(I’m American) Inflation is the rising cost of goods and services. Inflation constantly goes up by varying degrees. When economists say “inflation is decreasing”, that just means that the rate of inflation has slowed, not that inflation reversed.
If inflation is causing money to be less valuable over time, why would it be bad to have deflation? Would that not make my money more valuable? I’ve been told it would be very bad, but not in a way that I understand
In: Economics
One way that deflation is bad is that it potentially makes already existing loans ‘more expensive’.
Over longer time periods, cumulative inflation tends to make loans easier to pay off because towards the end of your 30 year mortgage, that last $100k you owe is worth less than $100k was worth when you first took out that loan.
Deflation could create the opposite conditions, where it gets harder to pay off a loan if the value of each dollar goes up.
Many of these posts are answering from the perspective of the consumer.
But the main reason deflation is bad is because it discourages *producers* from producing.
If I have a business with $1 million in the bank, what I normally do is build $1 million worth of product and sell it for more than $1 million. I make a profit and I use that profit to build more product, paying suppliers and employees along the way, and the cycle continues.
Now with deflation, I build that product, sell it, and I could end up with *less* money than I started with. So why not just keep the money in the bank? Why would I do the work to build my product when I would end up with less money? So instead I do nothing; I don’t buy any raw materials and I lay off employees because they aren’t doing anything. This contributes to a spiral where nothing is happening in the economy, nothing is being produced, and every employer decides the least bad alternative is to put their business on pause and stop paying employees.
It’s more about what deflation means about the underlying economy.

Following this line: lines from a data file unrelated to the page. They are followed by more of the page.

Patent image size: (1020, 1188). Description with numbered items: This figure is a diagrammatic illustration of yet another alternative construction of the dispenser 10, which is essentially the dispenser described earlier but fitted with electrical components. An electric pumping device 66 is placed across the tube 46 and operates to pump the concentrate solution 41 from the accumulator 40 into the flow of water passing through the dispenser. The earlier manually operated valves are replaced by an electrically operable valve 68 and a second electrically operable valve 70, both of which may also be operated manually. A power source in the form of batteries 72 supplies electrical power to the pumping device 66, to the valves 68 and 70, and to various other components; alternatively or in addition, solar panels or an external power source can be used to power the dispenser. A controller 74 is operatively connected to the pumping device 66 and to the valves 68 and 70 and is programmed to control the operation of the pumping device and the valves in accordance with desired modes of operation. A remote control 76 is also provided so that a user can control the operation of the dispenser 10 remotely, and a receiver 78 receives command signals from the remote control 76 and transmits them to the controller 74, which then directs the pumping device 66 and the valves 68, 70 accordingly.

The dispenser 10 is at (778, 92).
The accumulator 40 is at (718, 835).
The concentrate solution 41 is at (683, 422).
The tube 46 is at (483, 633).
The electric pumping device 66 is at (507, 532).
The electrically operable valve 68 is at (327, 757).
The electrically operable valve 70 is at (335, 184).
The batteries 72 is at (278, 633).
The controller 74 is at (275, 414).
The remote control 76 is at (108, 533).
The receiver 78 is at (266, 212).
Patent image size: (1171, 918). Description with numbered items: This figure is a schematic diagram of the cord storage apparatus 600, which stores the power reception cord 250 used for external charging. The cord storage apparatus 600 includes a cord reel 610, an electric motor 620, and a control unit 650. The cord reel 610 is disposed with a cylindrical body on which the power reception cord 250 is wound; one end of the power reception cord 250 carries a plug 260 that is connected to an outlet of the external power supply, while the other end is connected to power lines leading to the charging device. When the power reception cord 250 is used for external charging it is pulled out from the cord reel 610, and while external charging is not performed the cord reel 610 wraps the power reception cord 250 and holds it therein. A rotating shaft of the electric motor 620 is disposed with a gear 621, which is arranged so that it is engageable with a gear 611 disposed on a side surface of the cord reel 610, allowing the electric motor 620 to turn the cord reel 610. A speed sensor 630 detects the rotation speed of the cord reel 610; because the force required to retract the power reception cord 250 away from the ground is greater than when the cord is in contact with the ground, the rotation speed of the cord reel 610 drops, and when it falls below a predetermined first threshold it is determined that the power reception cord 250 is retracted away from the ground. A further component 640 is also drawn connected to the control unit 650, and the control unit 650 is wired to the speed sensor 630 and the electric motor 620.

Economy wide deflation means that nearly *every* seller of goods and services feels the need to lower prices. Usually, that would mean lower demand across nearly all goods and services. Ie people have stopped buying.
If people have stopped buying economy wide that means two things:
1) Income is being sucked out of the economy. Prices aren’t just going down and incomes are staying the same. Incomes have probably gone down somewhere and consumers are shaken up. Layoffs are increasing.
2) If people are not buying, that means overall GDP goes down (a big part of our economy is consumption). So companies start getting more pessimistic and cut costs.
This results in a vicious cycle where there is more income being sucked out of the economy and consumption falls, there is deflation, etc.
An economy that is deflating *economy wide* means that it is probably sick.
Let’s say you are looking at a new car, and today its 20k nex week it will be 18k when are you buying it? Probably next week. Well in 2 weeks from today it’s going to be 17k going to wait the extra week? What about when the car drops to 15k after a month?
Prices get sticky everyone is waiting for prices to drop so the economy stops moving entirely, Keynes actually said deflation was good because stuff gets cheap but when people stop buying because their waiting for a sale they dont even buy on the sale because it will go even more on sale
Imagine if your student loan payments or mortgage kept rising as interest compounded, but your income was adjusted downwards for cost of living adjustment each year. With deflation, you have a shrinking supply of dollars. Each dollar buys more goods, but there is less to go around.
In deflation, people with debt lose HARD, and debt issuers win big.
With inflation, people that loan money lose out a bit, while borrowers/people that have long term debt tend to outgrow their obligations over a long time frame.
It’s not that inflation is good or bad. It’s about STABILITY. You just want your money supply and cost of goods to move generally in line with the growth of the economy. A moderate, controlled inflation supports a growing economy and facilitates growth and economic development, while deflation makes debt very punishing, and stifles growth.
The economy and people struggling because their money loses value is less bad than people not spending money and collapsing the economy.
Inflation incentivices money spending because you want to get rid of the money as fast as you can before it loses to much effective value or buying power. This keeps the economy going. Deflation incentivizes hoarding your money because it will gain value by not spending it. The money that now doesn’t flow into the economy leads to cuts in workers and products. The workers out of a job now don’t have expendable wages and will try to ration their money as best as possible and even less money is flowing into the economy until no one is spending money aside from essentials and the market collapses.